Evolving from ‘opportunities to see’ to ‘relevant audience’ measures.
Most social media campaigns have a specific target audience in mind, often described with demographics (Female, age 18 – 34), psychographics (who worry about feeding their family healthy food on a budget) and behavioral (access deal and coupon sites regularly) dimensions. Yet when it comes to reporting and measurement we take credit for the entire audience (total OTS) rather than the percentage of the audience that meets our targeting criteria. Trying to promote lingerie to 22 – 29 year old ladies? No worries, count all your Twitter Followers and all the visitors to your website – the men, the young and the old – everybody counts. Trying to sell camo clothing to male hunters? No worries, everybody counts – male, female, hunters, non-hunters and PETA members, too. Of course this all seems a little silly and strange and I suppose it would be if it wasn’t the way most social audience reporting is done today. It is unusual to see someone in social media, or PR for that matter, report only the relevant audience opportunities to see. Why is this? I believe there are three primary reasons:
- Legacy – the PR industry has historically reported gross potential audience size rather than the relevant audience size. When social media came around, this same orientation toward gross audience measurement was used.
- Data – there is a lack of consistent social media demographic and psychographic audience data available and it often resides in channel silos rather than cross-platforms. And often the audience data from one platform (e.g. ComScore) does not match the data available from another platform (e.g. Compete).

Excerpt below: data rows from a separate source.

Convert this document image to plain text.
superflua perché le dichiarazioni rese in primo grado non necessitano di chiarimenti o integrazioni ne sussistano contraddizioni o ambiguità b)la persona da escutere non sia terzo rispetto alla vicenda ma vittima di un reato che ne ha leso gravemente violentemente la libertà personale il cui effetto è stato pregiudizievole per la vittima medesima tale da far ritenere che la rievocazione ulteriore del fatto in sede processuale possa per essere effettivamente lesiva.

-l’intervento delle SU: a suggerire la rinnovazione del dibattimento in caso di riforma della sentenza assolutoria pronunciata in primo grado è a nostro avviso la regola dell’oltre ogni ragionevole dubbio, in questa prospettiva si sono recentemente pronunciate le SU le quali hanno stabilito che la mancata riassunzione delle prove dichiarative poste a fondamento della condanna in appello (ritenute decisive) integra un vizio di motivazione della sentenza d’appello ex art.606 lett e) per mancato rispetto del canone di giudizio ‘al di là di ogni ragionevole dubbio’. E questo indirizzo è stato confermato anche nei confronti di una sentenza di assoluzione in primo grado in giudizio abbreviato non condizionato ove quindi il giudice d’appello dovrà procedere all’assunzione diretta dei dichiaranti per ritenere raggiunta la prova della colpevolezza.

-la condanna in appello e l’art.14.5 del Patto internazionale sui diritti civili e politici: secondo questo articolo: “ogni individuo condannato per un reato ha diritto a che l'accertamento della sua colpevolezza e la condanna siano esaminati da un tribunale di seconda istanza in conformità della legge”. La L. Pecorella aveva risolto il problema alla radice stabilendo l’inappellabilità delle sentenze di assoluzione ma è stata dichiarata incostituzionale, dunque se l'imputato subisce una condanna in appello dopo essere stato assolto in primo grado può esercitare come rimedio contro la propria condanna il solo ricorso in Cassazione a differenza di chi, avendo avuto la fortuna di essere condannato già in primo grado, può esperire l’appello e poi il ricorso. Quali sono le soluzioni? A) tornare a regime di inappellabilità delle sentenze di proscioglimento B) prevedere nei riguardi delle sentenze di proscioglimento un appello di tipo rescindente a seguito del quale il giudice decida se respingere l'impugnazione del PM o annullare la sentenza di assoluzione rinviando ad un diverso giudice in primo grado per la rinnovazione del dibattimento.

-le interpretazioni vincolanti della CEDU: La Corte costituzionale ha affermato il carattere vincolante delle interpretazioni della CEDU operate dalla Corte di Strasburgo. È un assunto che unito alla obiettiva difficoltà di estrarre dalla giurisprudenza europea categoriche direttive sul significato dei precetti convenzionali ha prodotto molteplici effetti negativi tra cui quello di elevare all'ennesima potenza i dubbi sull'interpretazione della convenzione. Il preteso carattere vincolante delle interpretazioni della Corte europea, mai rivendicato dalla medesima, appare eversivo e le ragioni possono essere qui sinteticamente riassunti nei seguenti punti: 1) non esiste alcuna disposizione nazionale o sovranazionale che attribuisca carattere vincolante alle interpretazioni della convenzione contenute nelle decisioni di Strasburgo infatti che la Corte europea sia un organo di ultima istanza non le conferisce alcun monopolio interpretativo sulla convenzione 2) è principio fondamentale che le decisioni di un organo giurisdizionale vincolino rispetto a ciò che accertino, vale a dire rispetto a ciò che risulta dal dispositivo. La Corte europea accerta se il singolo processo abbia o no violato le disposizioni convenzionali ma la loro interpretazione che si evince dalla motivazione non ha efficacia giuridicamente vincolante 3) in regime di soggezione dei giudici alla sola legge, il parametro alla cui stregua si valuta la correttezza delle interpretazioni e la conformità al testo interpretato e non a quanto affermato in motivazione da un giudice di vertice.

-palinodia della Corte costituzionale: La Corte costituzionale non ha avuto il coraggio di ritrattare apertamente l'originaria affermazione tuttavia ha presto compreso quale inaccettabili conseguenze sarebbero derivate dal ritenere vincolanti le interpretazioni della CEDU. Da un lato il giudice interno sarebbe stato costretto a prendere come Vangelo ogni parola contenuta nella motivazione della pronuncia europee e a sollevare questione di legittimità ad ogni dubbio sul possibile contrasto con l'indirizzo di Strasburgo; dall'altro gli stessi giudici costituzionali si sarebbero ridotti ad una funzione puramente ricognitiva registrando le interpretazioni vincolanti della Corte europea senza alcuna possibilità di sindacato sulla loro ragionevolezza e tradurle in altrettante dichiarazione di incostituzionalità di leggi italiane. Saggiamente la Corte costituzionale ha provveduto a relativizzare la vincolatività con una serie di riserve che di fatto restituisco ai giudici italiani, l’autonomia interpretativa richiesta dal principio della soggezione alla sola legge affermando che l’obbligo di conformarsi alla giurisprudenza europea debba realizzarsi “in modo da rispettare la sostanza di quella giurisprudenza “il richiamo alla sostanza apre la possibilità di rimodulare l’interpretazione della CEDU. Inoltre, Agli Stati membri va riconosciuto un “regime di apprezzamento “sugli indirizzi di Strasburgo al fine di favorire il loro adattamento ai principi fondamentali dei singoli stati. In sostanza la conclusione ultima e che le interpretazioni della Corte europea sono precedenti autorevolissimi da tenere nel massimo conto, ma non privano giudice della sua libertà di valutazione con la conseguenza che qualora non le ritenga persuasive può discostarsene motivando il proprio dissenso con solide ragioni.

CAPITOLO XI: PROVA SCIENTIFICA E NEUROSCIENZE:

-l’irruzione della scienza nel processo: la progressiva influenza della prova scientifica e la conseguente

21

- Standards – there are no standards for social media audience metrics and no codified best practices for audience measurement.
Where do we go from here?
First, we need a change in mindset of how we think about audiences. From ‘how many people theoretically had the potential to see our content’ to ‘how many of the people we were targeting actually saw our content’. Big audience numbers are irrelevant. Relevant audience numbers are big.
Next, as the demand for audience data that contains demographic, psychographic and behavioral data grows, it is reasonable to assume one or more of the large media data companies might start to aggregate and make the data available. Privacy concerns, cookies and other issues are also in play here.
And last but not least, industry standards for social media audience and engagement metrics and definitions are necessary for transparency and replicability that will increase credibility of social media measurement and reporting. 2012 will go down as the year that serious cross-industry progress on social media metrics standards began and gained momentum. There has already been a lot of progress (See this post from Katie Paine), and this week in Dublin at the 4th AMEC European Summit on Measurement the theme is around attempting to define standards for social media metrics and measurement. To tune into the debate as it occurs in Dublin, monitor #SMMStandards and #AMEC2012.
What are your thoughts on the need for social media metrics standards and the use of target rather than gross audience size estimates?